Coffee break

There were two significant (and probably related) coffee announcements this week: McDonald’s plans to add coffee bars to its stores, and Starbucks founder and chairman Howard Schultz has taken back his CEO role. I don’t have a horse in this race, since I prefer Dunkin Donuts’ coffee (unless there’s a Tim Hortons around, of course), wouldn’t set foot in a McDonald’s for anything except a fry-fix, and can’t stand Starbucks’ actual coffee (y’know, the black stuff).
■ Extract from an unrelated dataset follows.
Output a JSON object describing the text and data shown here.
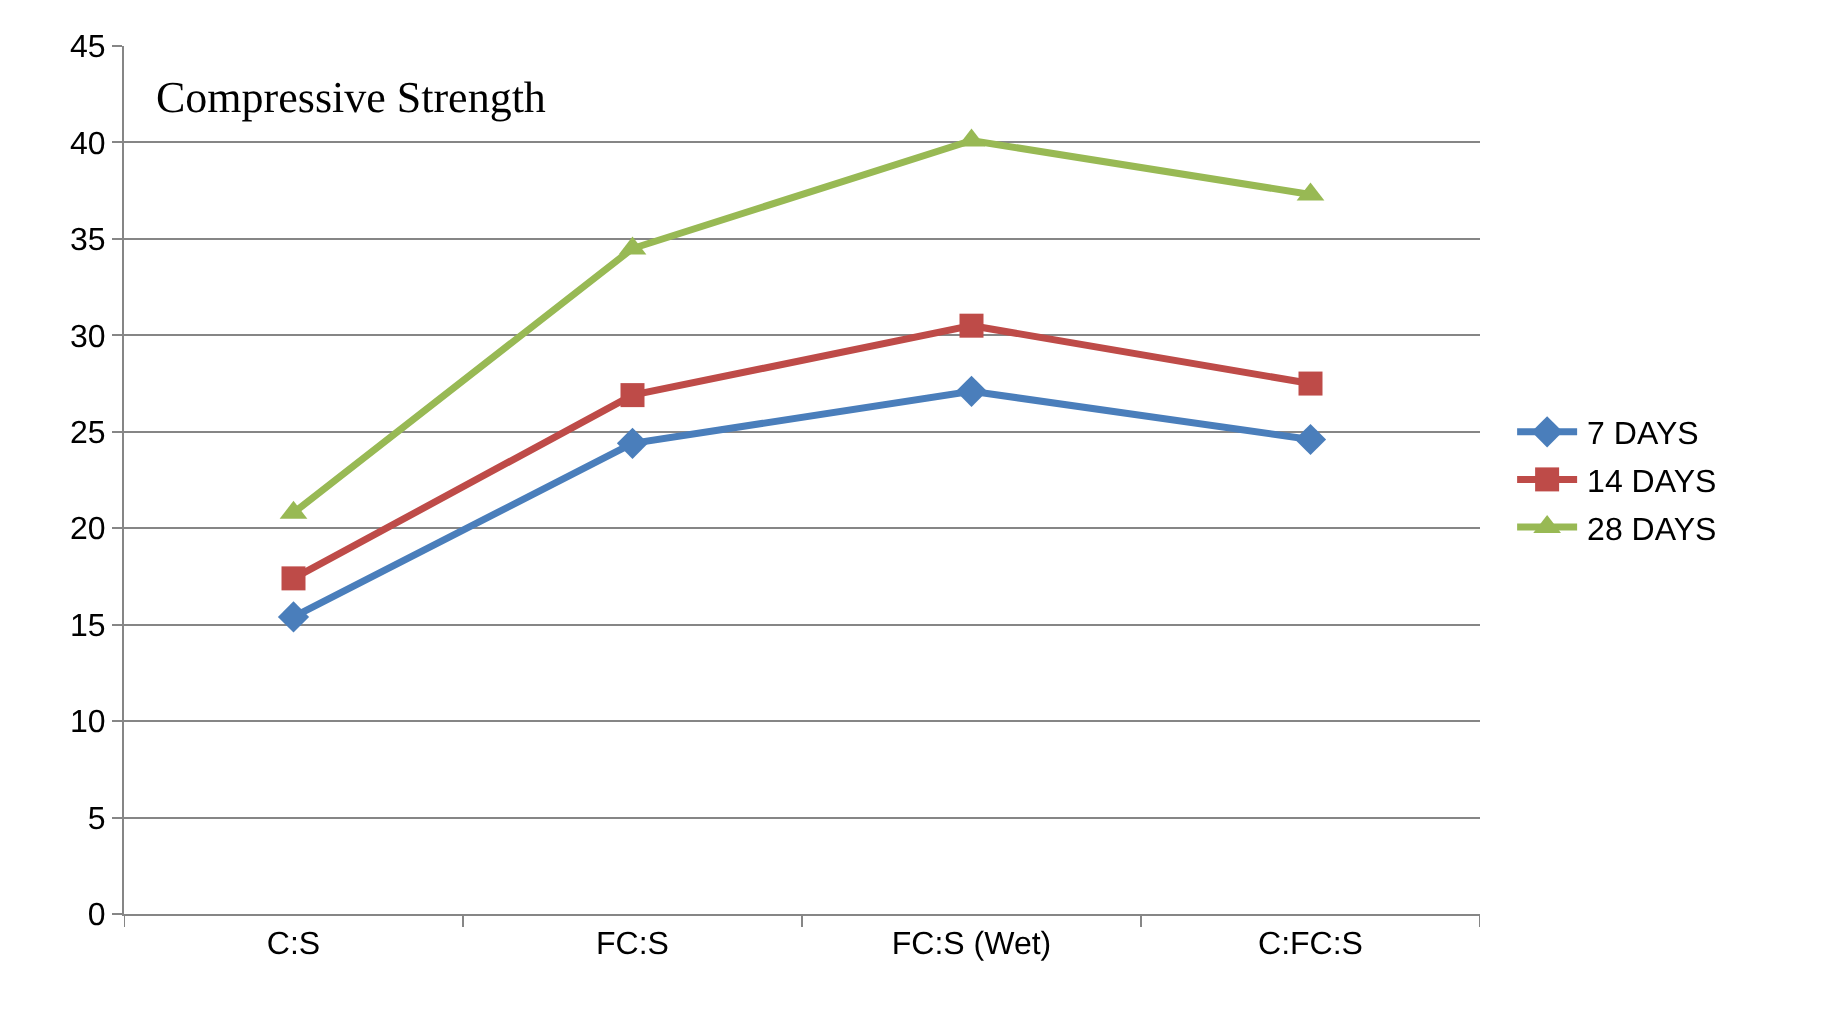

I’ve read a lot of commentary on these moves — check out Megan McCardle’s and Bill Conerly’s — but I think the most salient insights come from this conversation between Roast Beef and Ray:

ME: Tell me what you like most about Starbucks I mean I know you get coffee there.

RAY: The chicks who work there, dude! All tight black pants, smilin’, hell of took a shower lately . . .

ME: Now tell me what you remember about the McDonald’s worker chicks.

RAY: They . . . they get these weird little purple blotches on their faces, but they don’t seem to come to a head. And . . . and they got those flappy bellies that the company makes them tuck into their pants. Bellies that could hang into a sink, but not stick out above a sink. Wait, hold on a minute, man–

ME: Plus think about it Ray if they can’t even repeat NUMBER THREE, DIET COKE how they gonna do with a double venti short tall nonfat mocha no foam cappuccino with two ice cubes and a half shot of sugarfree vanilla for Mackenzie who by the way is a skinny woman in Versace sunglasses and not a fat Irish man in an Aran cable sweater holding a Guinness.

Now go read some Achewood. I’m gonna get me some DD and finish up that Jan/Feb ish.